My second book (Theory of the Alien: Astropolitics, Space Power, and the Outside) is under contract with Routledge. It explores my burgeoning interest in astropolitics (the geopolitics of outer space) and the relatively recent emergence of outer space as an economic, political, and warfighting domain. There is currently very little political theory relating to this topic, despite, e.g., Hannah Arendt’s observation in 1958 that the Sputnik launch in 1957 was an event “second in importance to no other, not even to the splitting of the atom,” and the book addresses fundamental questions about the future of politics on and off planet Earth, as well as delineates ways in which our political, spatial, and strategic imagination is deeply informed by categories and concepts of the exogenous, or what is considered to be outside the scope of the traditionally political. In the book, I engage extensively with the politics of the space community, NASA, and the United States Space Force, as well as with ongoing theoretical puzzles related to the future of territory and war, space law related to national security and space exploration, the conceptual and cultural history of the extraterrestrial hypothesis, and philosophical anthropology at a planetary scale. Related material will appear soon as a chapter in an edited volume from Oxford University Press, and complementary materials have been published in Vault of Culture and Limina.
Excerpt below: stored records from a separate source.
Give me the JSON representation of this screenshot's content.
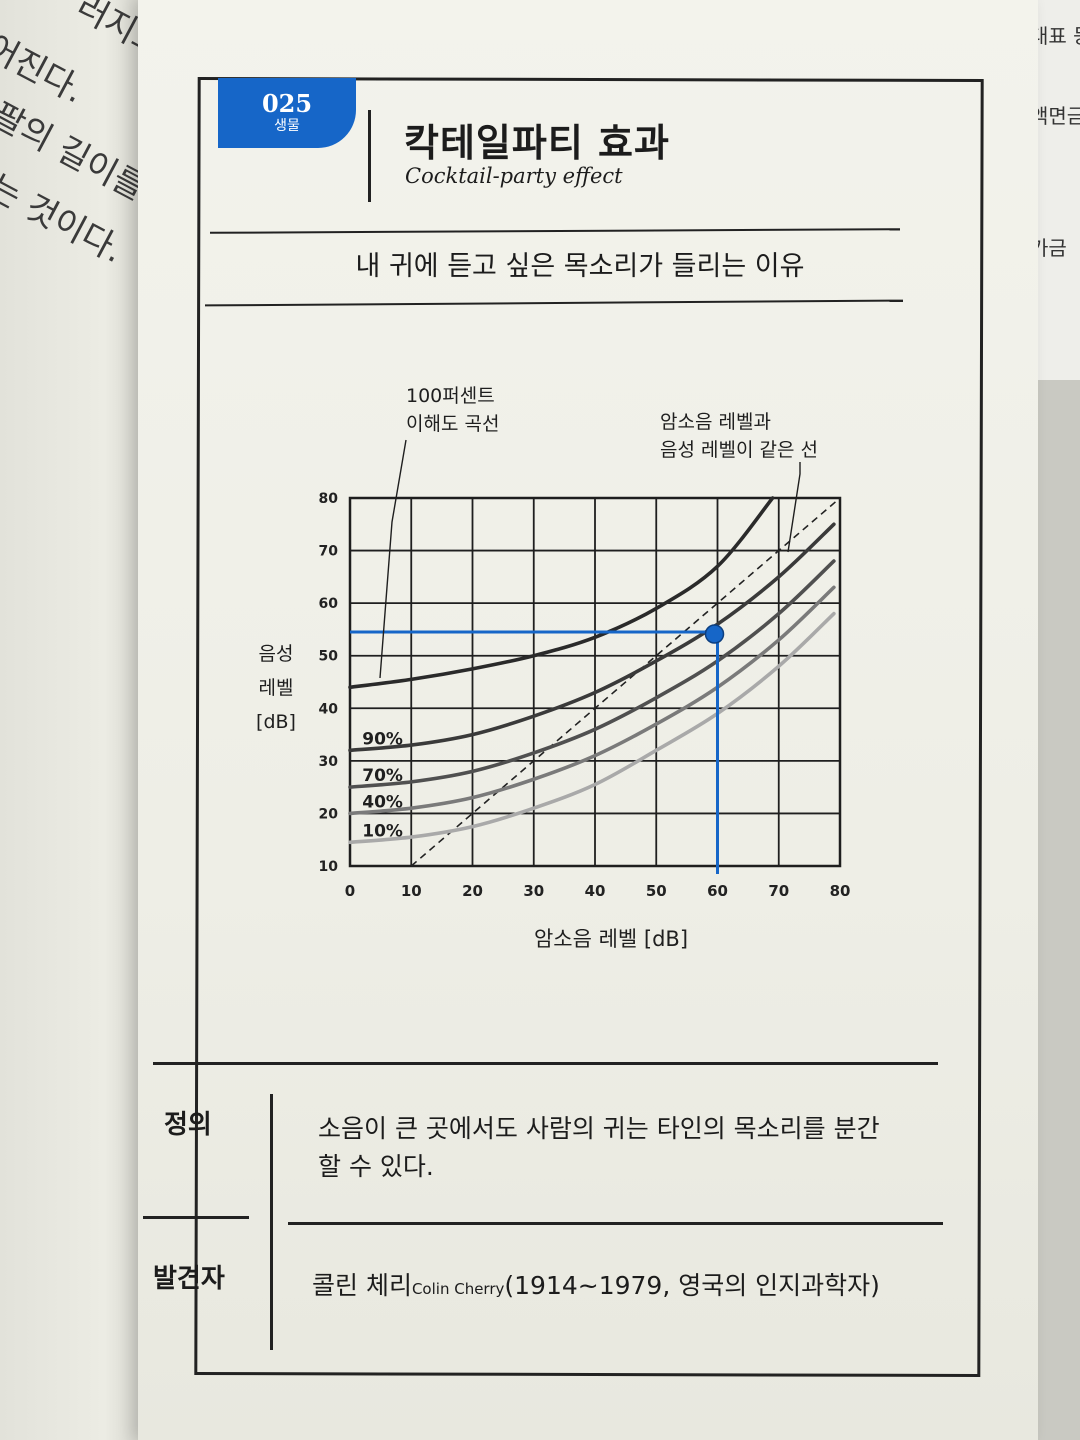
{
  "left_page": {
    "lines": [
      "러지고, 반대",
      "어진다.",
      "팔의 길이를 조절",
      "는 것이다."
    ]
  },
  "right_page": {
    "lines": [
      "대표 등",
      "액면금",
      "가금"
    ]
  },
  "header": {
    "number": "025",
    "category": "생물",
    "title_ko": "칵테일파티 효과",
    "title_en": "Cocktail-party effect"
  },
  "subtitle": "내 귀에 듣고 싶은 목소리가 들리는 이유",
  "chart_data": {
    "type": "line",
    "title": "",
    "xlabel": "암소음 레벨 [dB]",
    "ylabel": "음성 레벨 [dB]",
    "xlim": [
      0,
      80
    ],
    "ylim": [
      10,
      80
    ],
    "x_ticks": [
      0,
      10,
      20,
      30,
      40,
      50,
      60,
      70,
      80
    ],
    "y_ticks": [
      10,
      20,
      30,
      40,
      50,
      60,
      70,
      80
    ],
    "grid": true,
    "series": [
      {
        "name": "100%",
        "color": "#2a2a2a",
        "x": [
          0,
          10,
          20,
          30,
          40,
          50,
          60,
          69
        ],
        "y": [
          44,
          45.5,
          47.5,
          50,
          53.5,
          59,
          67,
          80
        ]
      },
      {
        "name": "90%",
        "color": "#3a3a3a",
        "x": [
          0,
          10,
          20,
          30,
          40,
          50,
          60,
          70,
          79
        ],
        "y": [
          32,
          33,
          35,
          38.5,
          43,
          49,
          56,
          65,
          75
        ]
      },
      {
        "name": "70%",
        "color": "#505050",
        "x": [
          0,
          10,
          20,
          30,
          40,
          50,
          60,
          70,
          79
        ],
        "y": [
          25,
          26,
          28,
          31.5,
          36,
          42,
          49,
          58,
          68
        ]
      },
      {
        "name": "40%",
        "color": "#7a7a7a",
        "x": [
          0,
          10,
          20,
          30,
          40,
          50,
          60,
          70,
          79
        ],
        "y": [
          20,
          21,
          23,
          26.5,
          31,
          37,
          44,
          53,
          63
        ]
      },
      {
        "name": "10%",
        "color": "#a9a9a9",
        "x": [
          0,
          10,
          20,
          30,
          40,
          50,
          60,
          70,
          79
        ],
        "y": [
          14.5,
          15.5,
          17.5,
          21,
          25.5,
          32,
          39,
          48,
          58
        ]
      }
    ],
    "reference_line": {
      "label": "암소음 레벨과 음성 레벨이 같은 선",
      "x": [
        10,
        80
      ],
      "y": [
        10,
        80
      ]
    },
    "highlight": {
      "x": 60,
      "y": 54.5,
      "color": "#1666c8"
    },
    "annotations": {
      "curve_100": [
        "100퍼센트",
        "이해도 곡선"
      ],
      "equal_line": [
        "암소음 레벨과",
        "음성 레벨이 같은 선"
      ],
      "ylabel_lines": [
        "음성",
        "레벨",
        "[dB]"
      ]
    }
  },
  "definition": {
    "label": "정의",
    "lines": [
      "소음이 큰 곳에서도 사람의 귀는 타인의 목소리를 분간",
      "할 수 있다."
    ]
  },
  "discoverer": {
    "label": "발견자",
    "name": "콜린 체리",
    "name_en": "Colin Cherry",
    "detail": "(1914~1979, 영국의 인지과학자)"
  }
}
More generally, my research interests include contemporary political theory, cultural and intellectual history, political geography, philosophies of technology, security and strategic studies, and film and literary criticism. Longer-term research projects include an intensive philosophical study of CIA counterintelligence chief James Jesus Angleton and an extended scholarly treatment of vitalist rationalism (via close readings of Plato’s Phaedo, a comparative study of Gilles Deleuze and Ludwig Klages, and critical engagements with Ray Brassier, Sylvain Lazarus, and Sabina Spielrein). In addition to my own research program, I have directed both independent and sponsored research groups on a wide range of topics, such as Machiavelli’s political psychology, the political realism of Henry Kissinger, and Paul Feyerabend’s philosophy of science. Very often, I find myself returning to Seth Benardete, Wilfred Bion, Helmuth Plessner, and Gilbert Simondon.